Shirl pulled in front of Building 00 at Andrews Air Force Base. They sat in the no standing zone and still there was this bullshit with the car.
“You mean the truck,” he said. “It’s a truck, a pickup truck. Say truck .”
“I can’t walk home.”
“Nigel will bring the seats, you’ll see. Mandy can follow you to Generoso’s.”
“Nigel will let us down.”
The jet beyond the fence was fueled and floodlit, waiting. Tashmo knew that Nigel would let them down.
He said, “Get one of your girlfriends to follow you to Generoso’s. Jeanette can take the bus to Custis.”
“That’s just great,” said Shirl. “A girl alone on a Greyhound bus with a fat black eye. Knowing our luck, she’ll be captured by a documentary photographer and become a famous haunting icon of American disaffection. How embarrassing for her — it could devastate her self-esteem.”
Shirl.
“You and your book club,” Tashmo said. “Besides, there ain’t nothing wrong with our luck.”

As the youngest agent on the VP’s team, Vi drew the duty of driving Gretchen Williams. Vi would leave Tower South in a four-door Taurus from the government’s leased fleet of four-door Tauruses, pick up Gretchen at her house in Maryland, take her to meetings at Old Treasury downtown, at the Pentagon, or out in Beltsville with the planners. Vi didn’t hate the duty. It was long days of no thinking, of focus on the road, as Gretchen shot the rapids of official Washington, pestering the higher-ups for better gear, or more down time, or replacement agents. Gretchen rarely got the things she lobbied for, but she tried, which Vi thought was impressive.

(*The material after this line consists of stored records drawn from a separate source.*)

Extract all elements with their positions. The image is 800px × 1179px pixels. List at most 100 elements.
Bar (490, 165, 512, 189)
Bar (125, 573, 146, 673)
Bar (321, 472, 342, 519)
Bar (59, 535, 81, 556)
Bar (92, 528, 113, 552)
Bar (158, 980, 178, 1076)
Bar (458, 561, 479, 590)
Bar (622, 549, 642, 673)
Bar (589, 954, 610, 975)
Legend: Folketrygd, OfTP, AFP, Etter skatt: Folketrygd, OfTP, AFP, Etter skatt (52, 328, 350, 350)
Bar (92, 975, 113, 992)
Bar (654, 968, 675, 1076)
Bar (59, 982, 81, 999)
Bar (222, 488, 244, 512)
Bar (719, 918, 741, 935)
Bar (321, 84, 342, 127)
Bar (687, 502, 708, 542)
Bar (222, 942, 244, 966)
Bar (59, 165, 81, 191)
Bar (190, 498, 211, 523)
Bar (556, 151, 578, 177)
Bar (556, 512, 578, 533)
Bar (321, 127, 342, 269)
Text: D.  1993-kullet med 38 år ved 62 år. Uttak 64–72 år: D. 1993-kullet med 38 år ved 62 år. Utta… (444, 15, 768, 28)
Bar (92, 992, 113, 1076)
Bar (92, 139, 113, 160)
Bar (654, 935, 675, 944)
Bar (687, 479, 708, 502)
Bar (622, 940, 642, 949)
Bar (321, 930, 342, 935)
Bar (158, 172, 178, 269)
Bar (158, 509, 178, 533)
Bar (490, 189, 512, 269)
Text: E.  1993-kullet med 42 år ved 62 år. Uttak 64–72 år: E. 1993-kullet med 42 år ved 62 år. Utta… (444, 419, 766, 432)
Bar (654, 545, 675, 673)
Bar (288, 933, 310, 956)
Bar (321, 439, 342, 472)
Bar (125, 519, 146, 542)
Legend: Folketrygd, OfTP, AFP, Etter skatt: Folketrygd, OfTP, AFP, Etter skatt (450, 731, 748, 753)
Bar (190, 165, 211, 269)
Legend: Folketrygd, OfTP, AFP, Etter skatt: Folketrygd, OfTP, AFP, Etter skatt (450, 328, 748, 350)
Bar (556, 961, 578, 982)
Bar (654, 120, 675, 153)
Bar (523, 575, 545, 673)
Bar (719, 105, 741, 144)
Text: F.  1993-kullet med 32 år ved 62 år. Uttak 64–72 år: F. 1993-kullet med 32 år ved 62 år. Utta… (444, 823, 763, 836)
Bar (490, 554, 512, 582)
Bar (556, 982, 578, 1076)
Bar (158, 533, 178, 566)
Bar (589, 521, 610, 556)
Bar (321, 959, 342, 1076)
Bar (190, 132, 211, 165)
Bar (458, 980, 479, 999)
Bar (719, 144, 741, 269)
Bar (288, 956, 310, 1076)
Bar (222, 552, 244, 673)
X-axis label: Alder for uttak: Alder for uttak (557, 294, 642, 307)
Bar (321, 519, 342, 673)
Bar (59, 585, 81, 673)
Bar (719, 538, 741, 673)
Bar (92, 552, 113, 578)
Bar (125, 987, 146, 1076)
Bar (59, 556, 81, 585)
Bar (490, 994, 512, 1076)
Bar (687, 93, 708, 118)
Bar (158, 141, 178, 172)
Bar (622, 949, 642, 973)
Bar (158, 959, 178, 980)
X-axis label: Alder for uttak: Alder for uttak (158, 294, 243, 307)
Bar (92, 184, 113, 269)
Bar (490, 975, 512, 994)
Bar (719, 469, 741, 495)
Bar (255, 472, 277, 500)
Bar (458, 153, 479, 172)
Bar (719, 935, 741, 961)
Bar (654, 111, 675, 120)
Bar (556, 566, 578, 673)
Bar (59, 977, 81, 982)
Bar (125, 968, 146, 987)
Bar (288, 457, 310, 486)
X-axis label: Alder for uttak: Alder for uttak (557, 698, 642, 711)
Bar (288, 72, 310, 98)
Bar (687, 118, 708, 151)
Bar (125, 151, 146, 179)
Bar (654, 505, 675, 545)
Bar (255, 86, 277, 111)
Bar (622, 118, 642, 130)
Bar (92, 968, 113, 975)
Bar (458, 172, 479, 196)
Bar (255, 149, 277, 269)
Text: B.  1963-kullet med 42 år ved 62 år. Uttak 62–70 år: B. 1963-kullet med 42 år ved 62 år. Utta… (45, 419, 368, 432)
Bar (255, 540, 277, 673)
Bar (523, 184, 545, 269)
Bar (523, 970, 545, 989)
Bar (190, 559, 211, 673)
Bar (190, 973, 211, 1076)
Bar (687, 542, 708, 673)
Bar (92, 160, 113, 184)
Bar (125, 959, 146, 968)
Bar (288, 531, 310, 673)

Vi pulled into Gretchen’s driveway around four that Sunday afternoon. She saw Gretchen in the doorway of her house, fighting with her son. This went on for ten or fifteen minutes, then Gretchen came down the steps with her suit and duffel bag.

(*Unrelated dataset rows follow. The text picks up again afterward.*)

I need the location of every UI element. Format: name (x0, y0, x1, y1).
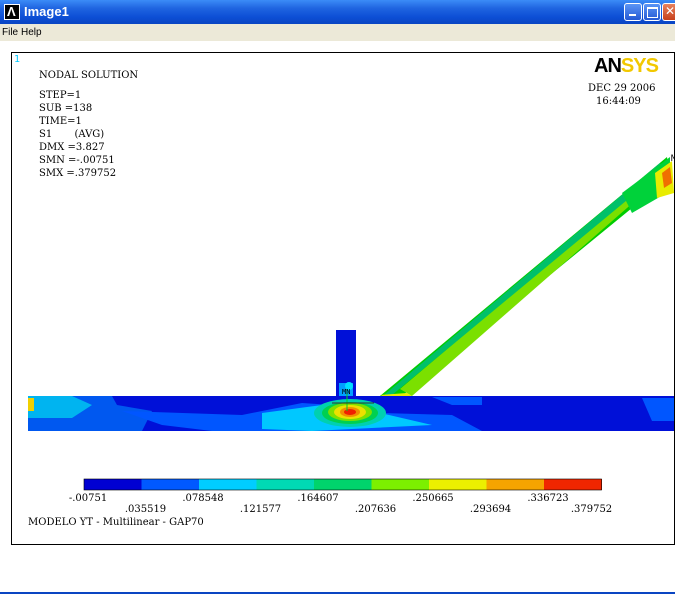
legend-swatch (314, 479, 372, 490)
legend-swatch (371, 479, 430, 490)
legend-swatch (544, 479, 602, 490)
legend-swatch (84, 479, 142, 490)
time-of-day-label: 16:44:09 (596, 96, 641, 107)
legend-frame (83, 478, 602, 491)
s1-label: S1 (AVG) (39, 129, 105, 140)
plot-heading: NODAL SOLUTION (39, 70, 139, 81)
close-button[interactable] (662, 3, 675, 21)
legend-label-top: .336723 (527, 493, 568, 504)
legend-label-top: -.00751 (69, 493, 107, 504)
inclined-branch-pipe (380, 157, 674, 403)
legend-label-top: .078548 (182, 493, 223, 504)
legend-swatch (486, 479, 545, 490)
smx-label: SMX =.379752 (39, 168, 117, 179)
smn-label: SMN =-.00751 (39, 155, 115, 166)
window-title: Image1 (24, 4, 69, 19)
corner-node-label: M (671, 154, 674, 164)
window-number: 1 (14, 54, 21, 65)
stress-contour-model: MN M -.00751 .078548 .164607 .250665 .336723… (28, 154, 674, 515)
legend-swatch (141, 479, 200, 490)
color-legend: -.00751 .078548 .164607 .250665 .336723 .0355… (69, 478, 612, 515)
menu-bar: File Help (0, 24, 675, 41)
minimize-button[interactable] (624, 3, 642, 21)
ansys-logo: ANSYS (594, 55, 659, 77)
legend-swatch (429, 479, 487, 490)
legend-label-bottom: .379752 (571, 504, 612, 515)
menu-file[interactable]: File (2, 27, 19, 38)
legend-swatch (199, 479, 257, 490)
legend-label-top: .164607 (297, 493, 338, 504)
legend-label-bottom: .121577 (240, 504, 281, 515)
ansys-graphics-window[interactable]: 1 NODAL SOLUTION STEP=1 SUB =138 TIME=1 … (11, 52, 675, 545)
window-bottom-border (0, 592, 675, 594)
vertical-stub-pipe (332, 330, 374, 411)
dmx-label: DMX =3.827 (39, 142, 105, 153)
legend-label-bottom: .293694 (470, 504, 511, 515)
legend-label-top: .250665 (412, 493, 453, 504)
main-run-pipe (28, 396, 674, 431)
ansys-app-icon[interactable]: Λ (4, 4, 20, 20)
menu-help[interactable]: Help (21, 27, 42, 38)
date-label: DEC 29 2006 (588, 83, 656, 94)
time-label: TIME=1 (39, 116, 82, 127)
min-node-label: MN (342, 388, 350, 396)
title-bar[interactable]: Λ Image1 (0, 0, 675, 24)
maximize-button[interactable] (643, 3, 661, 21)
sub-label: SUB =138 (39, 103, 93, 114)
legend-swatch (256, 479, 315, 490)
legend-label-bottom: .035519 (125, 504, 166, 515)
model-title: MODELO YT - Multilinear - GAP70 (28, 517, 204, 528)
legend-label-bottom: .207636 (355, 504, 396, 515)
step-label: STEP=1 (39, 90, 82, 101)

From Gretchen’s house to Beltsville was twenty minutes without traffic, and there wasn’t too much traffic going northbound. In the twenty minutes, Gretchen said two things: “Hey” (as in hello , when she first came down her driveway and got in) and “Hey” (as in Pass this asshole already , when Vi was caught behind a rattle-trap Toyota in the slow lane on the Beltway). Gretchen spent the ride looking at the VP’s schedule for the New Hampshire trip, a fat printout in a plain manila folder. This was another good thing about driving Gretchen Williams: not a lot of claustrophobic small talk in the car.
They pulled up to the gate of the Protection Campus, passed their creds out the window to the guard, who ran them through a reader and waited for approval on his screen. The buried sensor net around the grounds was undergoing routine maintenance. Vi saw the techies and the backhoe and the trench, the SWATs in ball caps drinking coffee, standing by the trench, everybody looking like they were making overtime. The guard handed the IDs through the window and stepped back to let them pass.
A short road up the hill, lawns on either side. Three cars at the crest, parked end to end along the shoulder, flashers flashing, two Tauruses and a big black Lincoln Town Car with a whiplash aerial. An agent saw them coming and stepped into the road. The agent was a black guy, Levi Harris, one of the Director’s bodyguards. The Director, being king of all the details, had the Town Car and a driver and a detail of his own, and Levi was the weekend guy apparently.